The Calumet Fire Station is a firehouse located on 6th Street in Calumet, Michigan. It is also known as the Red Jacket Fire Station. The building was designated a Michigan State Historic Site in 1971 and listed on the National Register of Historic Places in 1974, and is part of the Calumet Historic District and the Keweenaw National Historical Park. The building now houses the Upper Peninsula Fire Fighters Memorial Museum.

== History ==
At the turn of the twentieth century, the threat of fire was constant in what was then a prosperous mining town. The construction of the fire station was started in 1898 and completed in 1899, using plans made by architect C. K. Shand. Although the station was built by the village of Calumet (then "Red Jacket"), the lot on which it sits was leased from the Calumet and Hecla Mining Company until 1910, when the company deeded it to the village. The total cost of the building at the time was just over $20,000, including architectural work, stonework, and carpentry.

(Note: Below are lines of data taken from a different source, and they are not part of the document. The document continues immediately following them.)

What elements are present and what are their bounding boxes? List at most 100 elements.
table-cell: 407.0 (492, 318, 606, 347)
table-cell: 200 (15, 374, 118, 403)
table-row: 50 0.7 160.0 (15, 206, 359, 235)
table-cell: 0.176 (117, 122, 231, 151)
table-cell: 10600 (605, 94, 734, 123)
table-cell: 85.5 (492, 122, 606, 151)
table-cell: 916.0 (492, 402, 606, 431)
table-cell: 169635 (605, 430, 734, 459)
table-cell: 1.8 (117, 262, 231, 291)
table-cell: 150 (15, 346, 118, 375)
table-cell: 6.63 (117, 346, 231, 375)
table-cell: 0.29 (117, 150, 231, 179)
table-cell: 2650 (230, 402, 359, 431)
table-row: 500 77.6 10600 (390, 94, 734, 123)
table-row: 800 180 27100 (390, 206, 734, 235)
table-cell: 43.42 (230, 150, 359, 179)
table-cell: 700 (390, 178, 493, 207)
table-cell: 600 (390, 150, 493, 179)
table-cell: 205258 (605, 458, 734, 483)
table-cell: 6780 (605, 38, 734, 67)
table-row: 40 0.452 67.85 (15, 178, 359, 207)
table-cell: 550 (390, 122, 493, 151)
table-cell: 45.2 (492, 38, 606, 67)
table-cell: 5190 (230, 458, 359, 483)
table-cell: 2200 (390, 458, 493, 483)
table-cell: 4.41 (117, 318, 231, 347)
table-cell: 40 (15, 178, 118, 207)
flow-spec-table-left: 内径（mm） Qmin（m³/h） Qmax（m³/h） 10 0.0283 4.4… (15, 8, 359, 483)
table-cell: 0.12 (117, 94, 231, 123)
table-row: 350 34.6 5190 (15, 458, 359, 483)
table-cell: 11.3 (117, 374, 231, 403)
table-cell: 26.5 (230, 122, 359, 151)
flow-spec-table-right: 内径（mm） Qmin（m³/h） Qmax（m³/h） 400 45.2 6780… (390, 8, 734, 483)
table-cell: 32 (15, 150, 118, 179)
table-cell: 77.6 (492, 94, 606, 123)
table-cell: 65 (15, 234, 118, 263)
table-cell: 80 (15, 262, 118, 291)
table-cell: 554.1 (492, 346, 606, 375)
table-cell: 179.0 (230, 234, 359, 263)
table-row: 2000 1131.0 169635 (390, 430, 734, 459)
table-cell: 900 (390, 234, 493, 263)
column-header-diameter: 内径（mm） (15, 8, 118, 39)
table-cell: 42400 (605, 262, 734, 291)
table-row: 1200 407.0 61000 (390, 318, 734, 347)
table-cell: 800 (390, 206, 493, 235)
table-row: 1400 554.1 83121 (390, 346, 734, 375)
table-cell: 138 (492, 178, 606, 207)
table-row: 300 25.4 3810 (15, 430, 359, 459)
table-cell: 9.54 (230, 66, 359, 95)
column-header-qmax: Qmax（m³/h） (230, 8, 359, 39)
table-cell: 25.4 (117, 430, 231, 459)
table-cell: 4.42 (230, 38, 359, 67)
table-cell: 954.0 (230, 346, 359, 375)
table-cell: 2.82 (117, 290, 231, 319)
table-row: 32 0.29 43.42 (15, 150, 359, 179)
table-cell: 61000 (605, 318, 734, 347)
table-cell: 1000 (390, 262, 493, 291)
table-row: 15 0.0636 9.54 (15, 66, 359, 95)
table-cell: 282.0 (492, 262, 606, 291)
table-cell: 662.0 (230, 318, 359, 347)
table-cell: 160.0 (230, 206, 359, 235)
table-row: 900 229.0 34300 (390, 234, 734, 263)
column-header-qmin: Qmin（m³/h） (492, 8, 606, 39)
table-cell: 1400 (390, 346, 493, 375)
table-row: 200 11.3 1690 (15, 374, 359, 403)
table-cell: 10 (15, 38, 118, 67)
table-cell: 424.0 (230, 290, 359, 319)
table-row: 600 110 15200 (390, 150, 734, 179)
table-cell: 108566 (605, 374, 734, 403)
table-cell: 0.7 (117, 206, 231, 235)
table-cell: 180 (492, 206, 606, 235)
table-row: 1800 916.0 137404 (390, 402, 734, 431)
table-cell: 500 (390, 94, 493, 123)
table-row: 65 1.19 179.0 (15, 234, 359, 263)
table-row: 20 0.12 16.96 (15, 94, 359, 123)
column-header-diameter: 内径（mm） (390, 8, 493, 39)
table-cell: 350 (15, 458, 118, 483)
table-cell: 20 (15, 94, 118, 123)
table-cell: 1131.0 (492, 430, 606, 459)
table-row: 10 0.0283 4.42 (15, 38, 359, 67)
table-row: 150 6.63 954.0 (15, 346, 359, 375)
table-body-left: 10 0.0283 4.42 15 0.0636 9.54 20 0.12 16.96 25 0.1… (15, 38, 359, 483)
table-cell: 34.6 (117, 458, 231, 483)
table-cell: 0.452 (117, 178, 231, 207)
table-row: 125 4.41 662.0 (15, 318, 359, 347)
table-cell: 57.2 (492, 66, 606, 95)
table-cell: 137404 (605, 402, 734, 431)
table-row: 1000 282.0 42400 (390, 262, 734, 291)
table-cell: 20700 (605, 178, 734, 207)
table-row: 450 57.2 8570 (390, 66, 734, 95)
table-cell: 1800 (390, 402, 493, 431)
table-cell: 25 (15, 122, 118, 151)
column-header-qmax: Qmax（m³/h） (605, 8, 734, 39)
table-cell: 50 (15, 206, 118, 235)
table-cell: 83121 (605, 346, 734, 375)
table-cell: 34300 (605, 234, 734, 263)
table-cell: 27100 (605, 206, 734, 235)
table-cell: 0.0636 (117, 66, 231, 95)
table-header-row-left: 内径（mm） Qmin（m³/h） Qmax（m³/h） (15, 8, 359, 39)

In 1964, the fire department moved to the town hall building. The building was used in various ways, including rooms for summer repertory performers at the nearby Calumet Theatre. It now houses the Upper Peninsula Fire Fighters Memorial Museum.

== Description ==
The Calumet Fire Station is a two-story Richardsonian Romanesque building, rectangular in plan and measuring fifty-four feet by eighty-three feet. It is constructed of red sandstone. Three fire engine entrances with wooden doors are in the center of the front facade. The doors are topped by a stepped gable which is flanked by a smaller gable on one side and an open bell tower with a pyramidal roof sits the other. The roof of the structure is flat. Small doors are in each of the other three sides.

The building was originally constructed with the first floor housing fire engines and horses, with other equipment in the basement. The second floor primarily housed the fire fighters, but also held hay for the horses. The firemen's quarters included a bunk room, locker room, and a larger hall for social affairs.